Food and DrinkHospitalityNews

Coffee Shop Sales Set to Hit £4bn 2020

Spending at coffee shops is set to reach £4bn this year, according to research from market analysts Mintel.

However, while coffee sales continue to flourish annual growth has slowed from 9% in 2015 when the market was worth £3bn to 3% in 2019 when it was valued at £3.9bn.

The research also found that 26% of Brits buy hot drinks from fast-food chains while 22% buy from a supermarket/store café, and 16% buy their hot drinks from traditional cafes.

Commenting on the latest out of home hot drinks trends, Trish Caddy, Mintel Senior Foodservice Analyst, said: “Coffee shops have enjoyed robust growth in the past five years, benefitting from brands’ ability to meet consumer demand for the convenience of takeaway coffee and emergence of specialty coffee. Continued growth is being boosted by more high street coffee shop brands expanding in the retail, travel, and leisure sectors.
“However, the market continues to face tough competition from non-specialists such as fast food outlets and supermarkets; a situation which is not likely to ease as non-specialists continue focusing on price and convenience.
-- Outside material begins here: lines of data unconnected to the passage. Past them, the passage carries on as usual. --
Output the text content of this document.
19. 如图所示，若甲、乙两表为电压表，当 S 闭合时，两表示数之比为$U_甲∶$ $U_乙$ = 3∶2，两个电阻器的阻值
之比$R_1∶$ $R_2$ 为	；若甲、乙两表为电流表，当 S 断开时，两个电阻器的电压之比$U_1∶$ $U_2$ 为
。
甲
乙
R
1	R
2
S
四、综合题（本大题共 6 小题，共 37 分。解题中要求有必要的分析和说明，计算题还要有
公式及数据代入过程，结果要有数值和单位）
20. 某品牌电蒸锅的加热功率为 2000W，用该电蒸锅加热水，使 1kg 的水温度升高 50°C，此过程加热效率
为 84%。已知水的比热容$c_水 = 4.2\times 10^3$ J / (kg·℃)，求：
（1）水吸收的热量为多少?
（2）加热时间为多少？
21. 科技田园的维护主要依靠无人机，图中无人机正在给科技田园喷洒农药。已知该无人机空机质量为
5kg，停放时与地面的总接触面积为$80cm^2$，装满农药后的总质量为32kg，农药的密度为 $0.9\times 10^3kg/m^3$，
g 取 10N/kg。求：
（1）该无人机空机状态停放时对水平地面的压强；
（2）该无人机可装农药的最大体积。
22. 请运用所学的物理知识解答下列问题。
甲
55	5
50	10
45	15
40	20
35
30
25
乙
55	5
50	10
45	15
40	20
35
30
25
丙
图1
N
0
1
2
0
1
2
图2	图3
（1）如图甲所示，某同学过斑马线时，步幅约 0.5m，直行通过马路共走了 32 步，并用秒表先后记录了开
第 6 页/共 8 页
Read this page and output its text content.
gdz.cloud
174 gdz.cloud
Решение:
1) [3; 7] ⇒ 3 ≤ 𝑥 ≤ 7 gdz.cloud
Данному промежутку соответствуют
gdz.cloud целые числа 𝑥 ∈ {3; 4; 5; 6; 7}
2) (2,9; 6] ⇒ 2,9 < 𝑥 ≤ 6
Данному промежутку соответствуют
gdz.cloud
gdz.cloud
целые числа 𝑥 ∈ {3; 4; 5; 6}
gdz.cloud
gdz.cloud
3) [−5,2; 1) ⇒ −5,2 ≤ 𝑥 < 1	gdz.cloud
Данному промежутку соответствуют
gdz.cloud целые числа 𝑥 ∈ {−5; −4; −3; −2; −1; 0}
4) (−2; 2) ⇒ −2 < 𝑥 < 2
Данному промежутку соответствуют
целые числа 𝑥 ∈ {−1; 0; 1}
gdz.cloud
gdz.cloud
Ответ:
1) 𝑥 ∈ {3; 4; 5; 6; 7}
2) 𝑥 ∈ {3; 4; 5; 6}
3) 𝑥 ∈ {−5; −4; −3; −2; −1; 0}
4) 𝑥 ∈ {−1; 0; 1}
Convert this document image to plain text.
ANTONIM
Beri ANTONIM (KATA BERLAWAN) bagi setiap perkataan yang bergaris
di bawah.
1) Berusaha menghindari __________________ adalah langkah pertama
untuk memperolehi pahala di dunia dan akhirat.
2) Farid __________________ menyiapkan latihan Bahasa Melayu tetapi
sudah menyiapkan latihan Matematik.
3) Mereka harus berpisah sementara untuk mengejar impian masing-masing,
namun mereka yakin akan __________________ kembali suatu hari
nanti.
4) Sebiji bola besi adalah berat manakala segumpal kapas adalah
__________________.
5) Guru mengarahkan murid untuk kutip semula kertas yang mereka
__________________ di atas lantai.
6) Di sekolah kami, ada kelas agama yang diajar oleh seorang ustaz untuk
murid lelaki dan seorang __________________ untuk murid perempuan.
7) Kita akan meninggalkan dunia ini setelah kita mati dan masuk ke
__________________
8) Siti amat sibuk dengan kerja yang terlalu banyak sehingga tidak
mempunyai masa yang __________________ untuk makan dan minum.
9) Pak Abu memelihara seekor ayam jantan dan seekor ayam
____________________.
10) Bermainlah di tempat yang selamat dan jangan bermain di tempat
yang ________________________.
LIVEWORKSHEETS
With more food outlets selling low-cost coffee, coffee shops without strong food offerings will fall behind.”
Additionally the survey revealed that while coffee is by far the most popular hot drink purchased out-of-home, tea has seen a resurgence lately: currently 43% of consumers who drink hot drinks out of home drink tea, compared to 39% a year ago, and further revealed that 57% of consumers agree that more coffee shops should charge customers a fee for using disposable coffee cups. Meanwhile, as many as 82% of customers agree that more people should use reusable coffee cups.

Ms Caddy said: “There is no doubt that disposable coffee cups have been an essential component to the convenience of takeaway coffee. In April 2019, the independent chain, Boston Tea Party, saw its sales fall by £250,000 across its 22 shops following its ban on single-use coffee cups last summer. This suggests that a total ban on the use of disposable cups will alienate some coffee shop consumers who are motivated by the convenience of takeaway coffee in the first place.

“Conversely, our research shows that Brits respond to rewards, and operators can look to offer rewards to help change behaviour. The sandwich chain Pret A Manger, for example, introduced a 50p discount for customers who bring reusable coffee cups. Both cost savings and a positive impact on the environment give consumers even more reason to visit.”